アリスズ

「久しぶりだね、ケイコ」

 アディマは──変わらなかった。

 人払いされた東翼。

 案内されたのは、五人。

 景子、梅、菊。

 それと、ハレとテル。

「久しぶり…」

 二人きりではないので、顔を合わせるのは少し照れる。

 でも、彼が考え込んだ様子や、暗い素振りを見せないのは嬉しいことだった。

 子供の事で、アディマを悩ませているのではないだろうか。

 そう考えたこともあったので。

「兄はどっちだい?」

 菊と梅の腕の中の赤ん坊を見ながら、彼は苦笑した。

 双子ならではの悩みに、困惑しているのだろうか。

「こちらのハレです」

 梅が、腕に抱いた子を差し出す。

「ハレ?」

 仮の名を、梅が堂々と口に出すものだから、景子は焦った。

「はい、私達の国の言葉で、太陽の差すよい天気という意味です」

 語源まで説明するものだから、なお景子は冷や汗をかく。

「あ、あの…アディマ、これはその…」

 勝手に名前をつけたわけじゃないのだと、そう言い訳をしようとしたら。

「そうか。

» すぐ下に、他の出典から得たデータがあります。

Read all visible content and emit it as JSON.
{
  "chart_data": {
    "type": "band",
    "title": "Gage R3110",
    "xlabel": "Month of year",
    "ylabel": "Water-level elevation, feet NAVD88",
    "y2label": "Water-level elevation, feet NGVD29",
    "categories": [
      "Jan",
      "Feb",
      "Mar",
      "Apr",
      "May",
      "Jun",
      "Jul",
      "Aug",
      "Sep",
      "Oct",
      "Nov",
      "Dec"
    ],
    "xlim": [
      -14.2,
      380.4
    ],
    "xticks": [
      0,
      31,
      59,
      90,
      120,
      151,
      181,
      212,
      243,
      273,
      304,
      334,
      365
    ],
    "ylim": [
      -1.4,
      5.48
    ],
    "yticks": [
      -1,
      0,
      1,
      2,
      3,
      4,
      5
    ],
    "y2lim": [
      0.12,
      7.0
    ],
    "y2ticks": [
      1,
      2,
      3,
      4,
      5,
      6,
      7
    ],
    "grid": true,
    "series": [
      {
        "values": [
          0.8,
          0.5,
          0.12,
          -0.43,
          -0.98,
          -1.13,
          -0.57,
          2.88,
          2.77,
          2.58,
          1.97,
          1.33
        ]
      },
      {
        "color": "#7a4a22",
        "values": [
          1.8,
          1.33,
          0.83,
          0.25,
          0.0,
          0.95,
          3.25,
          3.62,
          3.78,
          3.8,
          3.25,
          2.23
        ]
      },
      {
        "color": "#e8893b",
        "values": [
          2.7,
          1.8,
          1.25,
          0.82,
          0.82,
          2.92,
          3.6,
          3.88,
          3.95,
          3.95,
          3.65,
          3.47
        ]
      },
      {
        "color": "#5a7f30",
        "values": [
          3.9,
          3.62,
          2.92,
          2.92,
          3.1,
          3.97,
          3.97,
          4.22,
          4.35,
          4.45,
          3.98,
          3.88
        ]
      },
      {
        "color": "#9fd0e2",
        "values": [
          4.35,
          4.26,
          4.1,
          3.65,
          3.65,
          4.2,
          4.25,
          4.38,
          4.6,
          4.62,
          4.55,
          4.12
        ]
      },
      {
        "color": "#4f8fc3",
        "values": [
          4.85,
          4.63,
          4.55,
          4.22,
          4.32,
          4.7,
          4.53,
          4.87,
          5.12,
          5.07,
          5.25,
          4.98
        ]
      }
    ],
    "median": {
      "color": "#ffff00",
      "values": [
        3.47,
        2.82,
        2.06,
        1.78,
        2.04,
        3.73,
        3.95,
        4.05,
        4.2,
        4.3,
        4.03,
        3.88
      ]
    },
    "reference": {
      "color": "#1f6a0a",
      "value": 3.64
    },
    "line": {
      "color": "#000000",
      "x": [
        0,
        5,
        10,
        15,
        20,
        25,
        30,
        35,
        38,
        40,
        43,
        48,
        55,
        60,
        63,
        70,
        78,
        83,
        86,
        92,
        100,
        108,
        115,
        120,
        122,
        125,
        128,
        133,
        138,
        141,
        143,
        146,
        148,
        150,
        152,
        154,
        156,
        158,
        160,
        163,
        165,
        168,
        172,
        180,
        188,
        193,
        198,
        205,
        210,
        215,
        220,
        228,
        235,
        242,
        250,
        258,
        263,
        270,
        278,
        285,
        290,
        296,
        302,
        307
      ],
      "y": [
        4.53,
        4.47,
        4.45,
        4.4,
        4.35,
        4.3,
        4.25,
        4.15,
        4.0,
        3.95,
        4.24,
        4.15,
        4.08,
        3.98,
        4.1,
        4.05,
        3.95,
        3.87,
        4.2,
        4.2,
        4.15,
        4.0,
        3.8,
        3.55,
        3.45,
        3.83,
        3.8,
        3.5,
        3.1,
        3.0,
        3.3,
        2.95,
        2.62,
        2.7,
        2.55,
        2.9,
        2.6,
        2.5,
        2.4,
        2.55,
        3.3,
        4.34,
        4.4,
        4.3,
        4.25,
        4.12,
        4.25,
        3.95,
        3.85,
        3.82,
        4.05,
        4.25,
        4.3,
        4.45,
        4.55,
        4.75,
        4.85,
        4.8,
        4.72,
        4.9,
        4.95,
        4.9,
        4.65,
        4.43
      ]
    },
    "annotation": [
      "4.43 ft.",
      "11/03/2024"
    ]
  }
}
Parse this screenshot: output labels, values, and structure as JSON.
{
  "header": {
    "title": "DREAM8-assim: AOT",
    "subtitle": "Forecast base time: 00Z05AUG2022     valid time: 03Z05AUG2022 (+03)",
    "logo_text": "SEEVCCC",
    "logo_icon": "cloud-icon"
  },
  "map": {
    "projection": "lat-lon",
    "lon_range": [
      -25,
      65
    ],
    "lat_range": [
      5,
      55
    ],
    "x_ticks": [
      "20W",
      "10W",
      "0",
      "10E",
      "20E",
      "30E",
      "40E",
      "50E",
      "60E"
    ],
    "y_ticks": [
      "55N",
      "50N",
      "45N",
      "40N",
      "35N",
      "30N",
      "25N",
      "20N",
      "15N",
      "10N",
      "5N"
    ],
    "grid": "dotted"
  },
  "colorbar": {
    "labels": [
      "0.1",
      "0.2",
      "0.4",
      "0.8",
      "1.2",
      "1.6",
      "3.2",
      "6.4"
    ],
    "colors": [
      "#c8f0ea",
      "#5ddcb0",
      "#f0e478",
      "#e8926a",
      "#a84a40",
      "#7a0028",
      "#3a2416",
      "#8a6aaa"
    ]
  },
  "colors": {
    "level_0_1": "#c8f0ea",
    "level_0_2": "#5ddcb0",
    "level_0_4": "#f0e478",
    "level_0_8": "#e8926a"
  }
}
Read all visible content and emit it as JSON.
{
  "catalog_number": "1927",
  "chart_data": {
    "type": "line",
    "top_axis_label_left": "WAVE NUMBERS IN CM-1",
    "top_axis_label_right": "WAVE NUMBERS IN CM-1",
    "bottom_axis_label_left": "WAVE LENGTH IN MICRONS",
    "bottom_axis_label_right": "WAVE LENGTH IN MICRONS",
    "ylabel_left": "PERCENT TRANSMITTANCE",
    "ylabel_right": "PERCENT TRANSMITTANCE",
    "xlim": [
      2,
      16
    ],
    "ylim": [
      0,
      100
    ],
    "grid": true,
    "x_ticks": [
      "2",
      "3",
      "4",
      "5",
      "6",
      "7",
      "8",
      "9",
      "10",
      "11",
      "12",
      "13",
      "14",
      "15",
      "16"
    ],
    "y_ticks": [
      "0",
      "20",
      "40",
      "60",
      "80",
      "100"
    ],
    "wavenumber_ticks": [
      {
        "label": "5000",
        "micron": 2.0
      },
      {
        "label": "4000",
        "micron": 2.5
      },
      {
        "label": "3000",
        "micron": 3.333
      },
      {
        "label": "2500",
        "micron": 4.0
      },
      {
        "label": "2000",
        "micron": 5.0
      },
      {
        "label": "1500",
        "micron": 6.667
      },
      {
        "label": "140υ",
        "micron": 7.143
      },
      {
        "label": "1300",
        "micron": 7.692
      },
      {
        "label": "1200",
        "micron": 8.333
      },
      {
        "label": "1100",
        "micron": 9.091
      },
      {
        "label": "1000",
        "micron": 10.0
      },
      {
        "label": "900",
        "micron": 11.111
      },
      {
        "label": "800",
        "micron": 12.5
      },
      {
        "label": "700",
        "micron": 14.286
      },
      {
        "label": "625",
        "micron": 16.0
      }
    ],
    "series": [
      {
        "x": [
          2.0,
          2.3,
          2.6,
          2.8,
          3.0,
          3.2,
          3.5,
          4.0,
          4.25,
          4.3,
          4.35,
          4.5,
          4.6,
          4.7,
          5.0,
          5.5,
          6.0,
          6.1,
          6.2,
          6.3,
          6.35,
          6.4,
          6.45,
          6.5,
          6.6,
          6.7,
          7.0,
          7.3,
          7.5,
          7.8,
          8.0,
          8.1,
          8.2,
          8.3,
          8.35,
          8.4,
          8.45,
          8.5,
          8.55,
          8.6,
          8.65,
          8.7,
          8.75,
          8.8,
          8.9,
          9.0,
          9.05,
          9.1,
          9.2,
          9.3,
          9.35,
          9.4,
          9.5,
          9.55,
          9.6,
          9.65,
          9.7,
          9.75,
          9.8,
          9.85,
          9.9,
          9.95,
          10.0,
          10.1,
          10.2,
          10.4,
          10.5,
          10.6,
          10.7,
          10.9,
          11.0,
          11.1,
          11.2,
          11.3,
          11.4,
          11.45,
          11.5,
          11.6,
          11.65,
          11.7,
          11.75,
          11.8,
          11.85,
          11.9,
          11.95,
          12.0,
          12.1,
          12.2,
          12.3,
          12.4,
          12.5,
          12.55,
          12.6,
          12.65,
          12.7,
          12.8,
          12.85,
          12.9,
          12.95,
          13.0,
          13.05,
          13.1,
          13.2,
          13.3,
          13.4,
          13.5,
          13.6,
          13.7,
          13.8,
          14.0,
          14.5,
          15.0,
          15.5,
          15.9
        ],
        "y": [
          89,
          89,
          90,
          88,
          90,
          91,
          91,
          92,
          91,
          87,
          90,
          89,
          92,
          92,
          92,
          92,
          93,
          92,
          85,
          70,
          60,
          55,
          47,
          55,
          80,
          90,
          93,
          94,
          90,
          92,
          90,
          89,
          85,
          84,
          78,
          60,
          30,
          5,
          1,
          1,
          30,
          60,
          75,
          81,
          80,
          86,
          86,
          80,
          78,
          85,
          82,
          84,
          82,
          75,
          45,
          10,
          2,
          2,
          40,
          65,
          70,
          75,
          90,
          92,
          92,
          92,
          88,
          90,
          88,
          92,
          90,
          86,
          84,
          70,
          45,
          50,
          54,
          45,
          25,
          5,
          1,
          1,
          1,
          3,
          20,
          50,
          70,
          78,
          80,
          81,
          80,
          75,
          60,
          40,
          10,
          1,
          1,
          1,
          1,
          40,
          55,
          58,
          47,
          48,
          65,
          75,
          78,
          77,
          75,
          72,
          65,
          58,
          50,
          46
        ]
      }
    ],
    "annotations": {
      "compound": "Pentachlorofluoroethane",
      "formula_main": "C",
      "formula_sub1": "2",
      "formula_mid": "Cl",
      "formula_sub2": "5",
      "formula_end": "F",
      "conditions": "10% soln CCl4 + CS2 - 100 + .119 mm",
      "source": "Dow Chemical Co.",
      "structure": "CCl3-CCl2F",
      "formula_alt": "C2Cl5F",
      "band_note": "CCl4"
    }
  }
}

いい名だね。では、みなにハレと呼んでもらえる名にしよう。この子は、ケイコに似ているな」

 あっさりと。

 アディマは、本当にあっさりと、その名前を受け入れた。

 いいんだろうかと、景子が戸惑ってしまうほどに。

「テルです。太陽が差す様を表す名前です。とびっきり、元気がいいですよ」

 菊が、弟を差し出す。

「ああ、こっちは僕の血がはっきり出ているな。ほくろが二つ…皆が忘れない子になるだろう」

 アディマは、赤ん坊を一人ずつ抱いてくれた。

 ハレ、テル、お父さんだよ。

 それを、言葉に出して許されることか分からないけれども。

 景子は心の中で、子供たちに言ったのだった。